A while back we brought you a list of cartoons that begun life as live-action movies. Sometimes however animation producers looked a little closer to home for inspiration, and made animated series which were spun-off of earlier live-action TV shows. These animated TV show Spin-offs have had mixed results- some adapted better to animation than others. Come and join us as we explore some of the highs and lows of the world of animated spin-offs. How many have you seen?
Star Trek: The Animated Series (1972-73)
Between the cancellation of the original series and the start of the movie franchise, the crew of the Enterprise Boldly Went into animation. Filmation devised the series as a more kiddified, dumbed-down version of the iconic series, but original creator Gene Rodenberry was having none of it. As a result this 70s series (which saw the original cast return to voice their characters) is considered by many to be a much loved part of Star Trek's history.
Supernatural: The Animation (2011)
A collaboration by Warner Bros and Japanese studio Madhouse led to this anime spin on the hit US series. The anime retold the original story of the Winchester brothers and their struggles against dark forces, but added extra story flourishes of it's own. The series was later translated into English and released as a Box-set in the US. With the original stars returning to reprise their charcters (for some epsisodes at least) the cycle was complete.
The Fonz and the Happy Days Gang (1980-81)
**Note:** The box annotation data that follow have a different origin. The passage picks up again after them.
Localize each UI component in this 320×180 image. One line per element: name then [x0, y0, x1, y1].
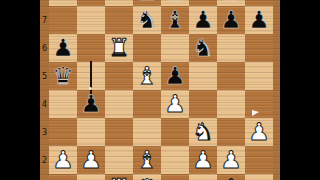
square-a7[interactable]: [49, 6, 77, 34]
piece-white-knight-f3[interactable]: ♞: [192, 120, 214, 144]
piece-white-pawn-e4[interactable]: ♟: [164, 92, 186, 116]
pin-needle-head: [89, 87, 92, 90]
piece-white-pawn-f2[interactable]: ♟: [192, 148, 214, 172]
square-a3[interactable]: [49, 118, 77, 146]
square-d7[interactable]: ♞: [133, 6, 161, 34]
square-h6[interactable]: [245, 34, 273, 62]
piece-white-bishop-d2[interactable]: ♝: [136, 148, 158, 172]
square-b4[interactable]: ♟: [77, 90, 105, 118]
square-c3[interactable]: [105, 118, 133, 146]
square-c2[interactable]: [105, 146, 133, 174]
square-c7[interactable]: [105, 6, 133, 34]
square-g3[interactable]: [217, 118, 245, 146]
piece-black-pawn-f7[interactable]: ♟: [192, 8, 214, 32]
square-h5[interactable]: [245, 62, 273, 90]
piece-black-king-g8[interactable]: ♚: [220, 0, 242, 4]
piece-black-pawn-e5[interactable]: ♟: [164, 64, 186, 88]
piece-black-pawn-b4[interactable]: ♟: [80, 92, 102, 116]
piece-white-pawn-g2[interactable]: ♟: [220, 148, 242, 172]
square-f2[interactable]: ♟: [189, 146, 217, 174]
square-f5[interactable]: [189, 62, 217, 90]
square-g2[interactable]: ♟: [217, 146, 245, 174]
square-e6[interactable]: [161, 34, 189, 62]
square-g5[interactable]: [217, 62, 245, 90]
chess-diagram: ♜♜♚♞♝♟♟♟♟♜♞♛♝♟♟♟♞♟♟♟♝♟♟♜♛♚ 87654321: [0, 0, 320, 180]
rank-label-3: 3: [40, 118, 49, 146]
piece-white-bishop-d5[interactable]: ♝: [136, 64, 158, 88]
square-a1[interactable]: [49, 174, 77, 180]
rank-label-5: 5: [40, 62, 49, 90]
square-e1[interactable]: [161, 174, 189, 180]
chess-board: ♜♜♚♞♝♟♟♟♟♜♞♛♝♟♟♟♞♟♟♟♝♟♟♜♛♚: [49, 0, 273, 180]
square-g6[interactable]: [217, 34, 245, 62]
piece-black-pawn-h7[interactable]: ♟: [248, 8, 270, 32]
square-a2[interactable]: ♟: [49, 146, 77, 174]
square-d1[interactable]: ♛: [133, 174, 161, 180]
square-d3[interactable]: [133, 118, 161, 146]
piece-black-knight-d7[interactable]: ♞: [136, 8, 158, 32]
square-c5[interactable]: [105, 62, 133, 90]
square-b2[interactable]: ♟: [77, 146, 105, 174]
square-f6[interactable]: ♞: [189, 34, 217, 62]
square-a6[interactable]: ♟: [49, 34, 77, 62]
board-frame: ♜♜♚♞♝♟♟♟♟♜♞♛♝♟♟♟♞♟♟♟♝♟♟♜♛♚: [40, 0, 280, 180]
piece-white-queen-d1[interactable]: ♛: [136, 176, 158, 180]
square-f1[interactable]: [189, 174, 217, 180]
square-f7[interactable]: ♟: [189, 6, 217, 34]
piece-black-knight-f6[interactable]: ♞: [192, 36, 214, 60]
piece-white-rook-c6[interactable]: ♜: [108, 36, 130, 60]
square-c4[interactable]: [105, 90, 133, 118]
square-b7[interactable]: [77, 6, 105, 34]
square-h1[interactable]: [245, 174, 273, 180]
square-b1[interactable]: [77, 174, 105, 180]
square-c1[interactable]: ♜: [105, 174, 133, 180]
piece-black-queen-a5[interactable]: ♛: [52, 64, 74, 88]
square-h7[interactable]: ♟: [245, 6, 273, 34]
square-d2[interactable]: ♝: [133, 146, 161, 174]
square-g1[interactable]: ♚: [217, 174, 245, 180]
square-e2[interactable]: [161, 146, 189, 174]
square-h3[interactable]: ♟: [245, 118, 273, 146]
square-h4[interactable]: [245, 90, 273, 118]
piece-black-bishop-e7[interactable]: ♝: [164, 8, 186, 32]
piece-black-pawn-a6[interactable]: ♟: [52, 36, 74, 60]
square-a5[interactable]: ♛: [49, 62, 77, 90]
square-h2[interactable]: [245, 146, 273, 174]
rank-label-4: 4: [40, 90, 49, 118]
square-e3[interactable]: [161, 118, 189, 146]
square-e7[interactable]: ♝: [161, 6, 189, 34]
piece-white-pawn-a2[interactable]: ♟: [52, 148, 74, 172]
square-e4[interactable]: ♟: [161, 90, 189, 118]
square-g4[interactable]: [217, 90, 245, 118]
rank-label-7: 7: [40, 6, 49, 34]
rank-label-6: 6: [40, 34, 49, 62]
square-f4[interactable]: [189, 90, 217, 118]
flag-icon: [252, 110, 259, 116]
square-g7[interactable]: ♟: [217, 6, 245, 34]
piece-black-rook-d8[interactable]: ♜: [136, 0, 158, 4]
square-b3[interactable]: [77, 118, 105, 146]
piece-white-pawn-h3[interactable]: ♟: [248, 120, 270, 144]
square-e5[interactable]: ♟: [161, 62, 189, 90]
square-c6[interactable]: ♜: [105, 34, 133, 62]
piece-white-pawn-b2[interactable]: ♟: [80, 148, 102, 172]
square-d5[interactable]: ♝: [133, 62, 161, 90]
rank-label-1: 1: [40, 174, 49, 180]
piece-white-rook-c1[interactable]: ♜: [108, 176, 130, 180]
square-f3[interactable]: ♞: [189, 118, 217, 146]
square-d6[interactable]: [133, 34, 161, 62]
rank-label-2: 2: [40, 146, 49, 174]
piece-white-king-g1[interactable]: ♚: [220, 176, 242, 180]
piece-black-pawn-g7[interactable]: ♟: [220, 8, 242, 32]
piece-black-rook-e8[interactable]: ♜: [164, 0, 186, 4]
square-b6[interactable]: [77, 34, 105, 62]
square-d4[interactable]: [133, 90, 161, 118]
square-a4[interactable]: [49, 90, 77, 118]
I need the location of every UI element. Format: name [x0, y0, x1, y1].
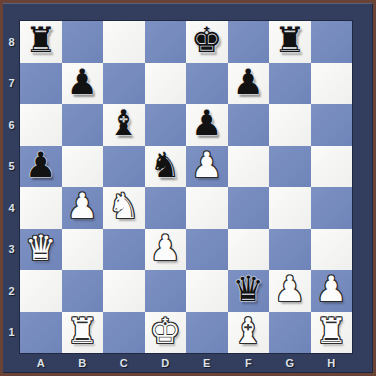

Hanna-Barbera productions made this animated spin-off of the classic 50s-set sitcom, starring The Fonz and other well known Happy Days characters. The original series gave us the expression "jumping the shark" but the animated incarnation was much more outlandish from the start. The series sees Fonzie and pals travel through time and gave him a canine sidekick named Mr Cool.
Mr Bean (2002- )
Rowan Atkinson and Richard Curtis's simpleton starred in a hugely popular series of British TV specials and two movies. The almost complete lack of dialogue and universal visual humour has seen the character prove popular around the world, and made it very popular with younger audiences. It proved to be a natural fit for animation, with the spin-off racking up 104 episodes and counting.
Dr Who (various)
Some two years before the BBC sci-fi classic was brought back to TV screens, an official 6 part Flash animated series named Scream Of The Shalka appeared online. Made to commemorate the show's 40th anniversary, it saw the fantastic Richard E Grant voice The Doctor. Post Nu-Who revival, David Tennant's Tenth Doctor appeared in two animated adventures- The Infinite Quest and Dreamland in 2007 and 2009 respectively. There hasn't been any new Who animation since- but we wish this was real!
Stargate Infinity (1992-93)
Spun off from the TV series Stargate: SG1- which was itself spun off from the original Stargate movie, this was one of the less successful parts of the Stargate cannon. Set 30 years in the future, it follows commander Gus Bonner and crew as they travel from world to world. The series failed to make much of an impact, either with kids of SG1 fans and was cancelled after 26 episodes.
Fraggle Rock (1987)
Jim Henson's original live-action series followed the friendly fuzzy critters who lived in the titular underground locale. The animated version was essentially just the same as it's parent show- only without Henson and crew's puppetry genius. If even the theme music is the same, audiences were left to wonder- what's the point? Unlike the much more successful Muppet Babies, this spin-of never really found it's own identity, which probably explains why it ran for just 13 episodes.